When you were a child, what frightened you the most? Aliens? Monsters under the bed? The dark? How did you deal with your fears? Hiding under the blankets or turning on the lights?
But what if there are no blankets… no lights? What do you do if your nightmares are all around you, and there is no waking up?
Developer Tarsier Studios will allow players to experience a truly macabre and nightmarish journey in their already award-winning survival-horror puzzle-platformer game: Little Nightmares 2.
The game’s predecessor, Little Nightmares, originally released in 2017 (2018 for the Switch). This first instalment put players into the little yellow raincoat of Six, a nine-year-old girl armed with nothing but a lighter.
In Little Nightmares 2 our hero is Mono: a little boy wearing a paper bag over his head. Mono is trapped in a horrifying world that has been twisted by an ominous tower, sending devious transmissions through televisions.
Mono meets up with Six, and together they must puzzle and platform their way through the horror to get to the bottom of what’s wrong with the world.
Players will need to use all of the cells in their brain to navigate the puzzles and traverse the terrain, in order to avoid the horrific denizens of this warped world. Mono can run (Y), jump (B), climb (ZR), and crouch (ZL): all very useful skills to stay alive.
While Six is an NPC companion, she isn’t a useless burden that you need to protect. She can be helpful; while she does follow you, she is more than capable of using her wits to hide or run from danger. If there’s a ledge that’s a bit too high, she’s always there to give Mono a boost up.
This is a huge relief for players that are not fond of “escort mission” style gameplay that requires one to protect a helpless (or useless) NPC; you do not have to babysit Six, in fact, Six can oftentimes be the one helping to guide the player!
Traversing through this nightmare will have players constantly on the edge of their seats; moments are varied: terrifying chase scenes with morbid humanoid-creatures, tense moments of stealth, and brief moments of calm before, and after, the storm.
An artistic masterpiece from start to finish. However, this is no van Gogh’s Sunflowers; instead LN2 is much more reminiscent of something macabre by Hieronymus Bosch (The Last Judgement anyone?). The areas Mono and Six slide into all have dark and oppressive hues, and colours that evoke a feeling of helplessness and profound struggle.
Every single room Mono walks (or runs) through is thoughtfully crafted. There is no HUD on the screen, which allows players to become fully immersed in that creepy feeling and ambience that the game is trying to convey. The entire game is constantly screenshot-worthy, and the five different areas that players make their way through are all very different and distinct from each other. Every frame is a feast for the eyeballs. When Mono and Six reach the city and the camera slowly pans out to show just how small these two children are in this oppressive world; or when riding along through thick fog, the perspective zooms in to show us just how close, yet far apart, our protagonists are from each other.

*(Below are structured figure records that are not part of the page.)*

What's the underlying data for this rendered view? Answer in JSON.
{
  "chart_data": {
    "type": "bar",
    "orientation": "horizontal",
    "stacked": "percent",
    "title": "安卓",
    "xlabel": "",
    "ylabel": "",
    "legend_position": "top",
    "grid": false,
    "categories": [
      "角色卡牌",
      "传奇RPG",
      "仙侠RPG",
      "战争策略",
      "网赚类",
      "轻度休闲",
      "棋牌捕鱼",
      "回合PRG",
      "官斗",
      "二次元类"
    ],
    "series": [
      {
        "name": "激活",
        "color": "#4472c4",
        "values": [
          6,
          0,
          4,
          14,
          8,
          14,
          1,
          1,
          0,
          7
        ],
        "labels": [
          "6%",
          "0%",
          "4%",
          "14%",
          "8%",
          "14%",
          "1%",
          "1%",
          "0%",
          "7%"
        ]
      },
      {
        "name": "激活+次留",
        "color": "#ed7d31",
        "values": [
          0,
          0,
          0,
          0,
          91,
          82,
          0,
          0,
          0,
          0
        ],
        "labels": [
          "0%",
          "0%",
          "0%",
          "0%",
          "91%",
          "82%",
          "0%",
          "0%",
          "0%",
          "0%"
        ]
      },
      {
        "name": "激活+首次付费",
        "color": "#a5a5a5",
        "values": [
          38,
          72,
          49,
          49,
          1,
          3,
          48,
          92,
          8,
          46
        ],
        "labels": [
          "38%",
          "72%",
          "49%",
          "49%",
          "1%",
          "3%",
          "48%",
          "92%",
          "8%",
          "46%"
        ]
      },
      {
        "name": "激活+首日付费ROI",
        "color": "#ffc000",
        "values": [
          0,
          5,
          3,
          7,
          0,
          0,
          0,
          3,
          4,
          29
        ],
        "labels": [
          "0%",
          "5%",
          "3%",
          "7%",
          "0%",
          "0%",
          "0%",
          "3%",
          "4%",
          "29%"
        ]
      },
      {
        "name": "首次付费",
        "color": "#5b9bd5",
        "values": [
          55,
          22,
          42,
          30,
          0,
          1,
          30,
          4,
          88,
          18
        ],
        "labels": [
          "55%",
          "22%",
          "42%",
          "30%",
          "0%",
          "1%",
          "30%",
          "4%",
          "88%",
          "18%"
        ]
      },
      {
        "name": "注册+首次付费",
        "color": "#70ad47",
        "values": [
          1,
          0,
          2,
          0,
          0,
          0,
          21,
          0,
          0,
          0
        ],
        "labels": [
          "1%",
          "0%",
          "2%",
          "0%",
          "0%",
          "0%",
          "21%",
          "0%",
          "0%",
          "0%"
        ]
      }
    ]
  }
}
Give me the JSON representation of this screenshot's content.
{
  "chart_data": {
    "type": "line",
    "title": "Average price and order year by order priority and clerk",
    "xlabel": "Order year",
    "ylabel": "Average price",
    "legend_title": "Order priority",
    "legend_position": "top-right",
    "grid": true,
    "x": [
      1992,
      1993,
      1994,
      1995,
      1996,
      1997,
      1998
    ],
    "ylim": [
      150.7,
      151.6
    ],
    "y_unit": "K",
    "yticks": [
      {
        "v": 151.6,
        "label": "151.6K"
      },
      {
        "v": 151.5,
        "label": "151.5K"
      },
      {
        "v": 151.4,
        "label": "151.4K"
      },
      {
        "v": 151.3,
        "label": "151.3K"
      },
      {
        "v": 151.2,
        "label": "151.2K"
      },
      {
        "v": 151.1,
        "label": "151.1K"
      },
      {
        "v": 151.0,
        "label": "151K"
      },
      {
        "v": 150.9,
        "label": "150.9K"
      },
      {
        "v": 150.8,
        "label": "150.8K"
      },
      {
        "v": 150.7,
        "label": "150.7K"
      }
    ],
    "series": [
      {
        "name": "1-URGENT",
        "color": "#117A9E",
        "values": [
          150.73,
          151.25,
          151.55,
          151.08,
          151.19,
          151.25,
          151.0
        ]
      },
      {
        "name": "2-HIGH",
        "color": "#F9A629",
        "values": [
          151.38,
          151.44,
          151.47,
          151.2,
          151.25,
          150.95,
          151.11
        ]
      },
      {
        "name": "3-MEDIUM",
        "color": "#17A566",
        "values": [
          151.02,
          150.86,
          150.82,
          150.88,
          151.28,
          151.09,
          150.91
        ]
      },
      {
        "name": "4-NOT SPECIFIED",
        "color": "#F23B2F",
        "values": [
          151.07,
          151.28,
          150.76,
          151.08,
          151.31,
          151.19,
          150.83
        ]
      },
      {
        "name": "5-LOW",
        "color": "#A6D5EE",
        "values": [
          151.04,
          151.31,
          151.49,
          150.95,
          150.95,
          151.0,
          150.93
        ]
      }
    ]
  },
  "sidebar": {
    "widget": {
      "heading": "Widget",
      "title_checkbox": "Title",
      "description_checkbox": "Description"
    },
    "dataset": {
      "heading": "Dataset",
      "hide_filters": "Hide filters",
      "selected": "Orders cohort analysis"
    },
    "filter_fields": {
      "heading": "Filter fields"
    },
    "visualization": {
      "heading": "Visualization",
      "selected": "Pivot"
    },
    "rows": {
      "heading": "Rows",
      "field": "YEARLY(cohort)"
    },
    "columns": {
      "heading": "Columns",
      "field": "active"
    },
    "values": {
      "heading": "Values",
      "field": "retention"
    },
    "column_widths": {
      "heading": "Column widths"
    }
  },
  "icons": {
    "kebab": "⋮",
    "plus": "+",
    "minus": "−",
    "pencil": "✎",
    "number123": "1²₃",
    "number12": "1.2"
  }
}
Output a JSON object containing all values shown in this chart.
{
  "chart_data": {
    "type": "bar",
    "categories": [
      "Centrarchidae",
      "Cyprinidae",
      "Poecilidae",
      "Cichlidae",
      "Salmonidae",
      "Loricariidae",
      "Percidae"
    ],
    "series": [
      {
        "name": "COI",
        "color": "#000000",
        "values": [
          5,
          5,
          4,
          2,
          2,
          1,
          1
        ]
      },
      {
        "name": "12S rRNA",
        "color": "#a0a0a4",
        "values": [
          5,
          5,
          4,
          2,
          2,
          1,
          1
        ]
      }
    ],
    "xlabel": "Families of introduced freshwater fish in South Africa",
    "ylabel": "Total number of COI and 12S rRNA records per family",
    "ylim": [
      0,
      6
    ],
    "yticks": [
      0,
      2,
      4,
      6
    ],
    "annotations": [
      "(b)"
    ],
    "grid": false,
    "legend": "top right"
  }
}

Little Nightmares 2 is swimming in metaphors, themes, and symbols. This allows players to help tell the story of Six and Mono just as much as the developers, and because of that, no two experiences will be exactly alike.
The screen is devoid of dialogue or text (other than the few times when some writing pops up to detail a control mechanic that you may not have grasped yet). This lack of text and dialogue allows the game’s sound design to shine, becoming an integral part of the tale and a character of its own.
While our heroes, and their enemies, might not speak words, there are plenty of horrific and disturbing noises coming from them. Heavy breathing, shrill shrieks, shotgun blasts, even the simple sound of television static becomes one of the most tense and terrifying sounds you’ll ever hear.
The game is rather short. However, there are hidden collectables in the four main stages. Notably: hats! These are very well hidden and will keep those perfectionist types coming back for more. LN1 had a few DLC stories, and there is already a paid DLC for its sequel showing up in the eShop.
Little Nightmares 2 is a game that deserves to be played. The story is rich, with many surprising twists and turns. I, personally, encountered a few, very minor bugs as I was playing through, but it’s nothing a quick patch wouldn’t fix up in a jiffy. Playing through Little Nightmares before hopping into 2 is likely going to provide a more robust experience, even if it’s simply knowing who Six is beforehand. Though, if you decide to tackle 2 first, it’s likely you’ll be purchasing the first game afterwards anyway.
Little Nightmares 2
Little Nightmares 2 is one of those games that should only be played at night in the dark. Amazing art design, spine-chilling music, and smooth gameplay. If you like horror, don’t hesitate to pick this one up as soon as you can.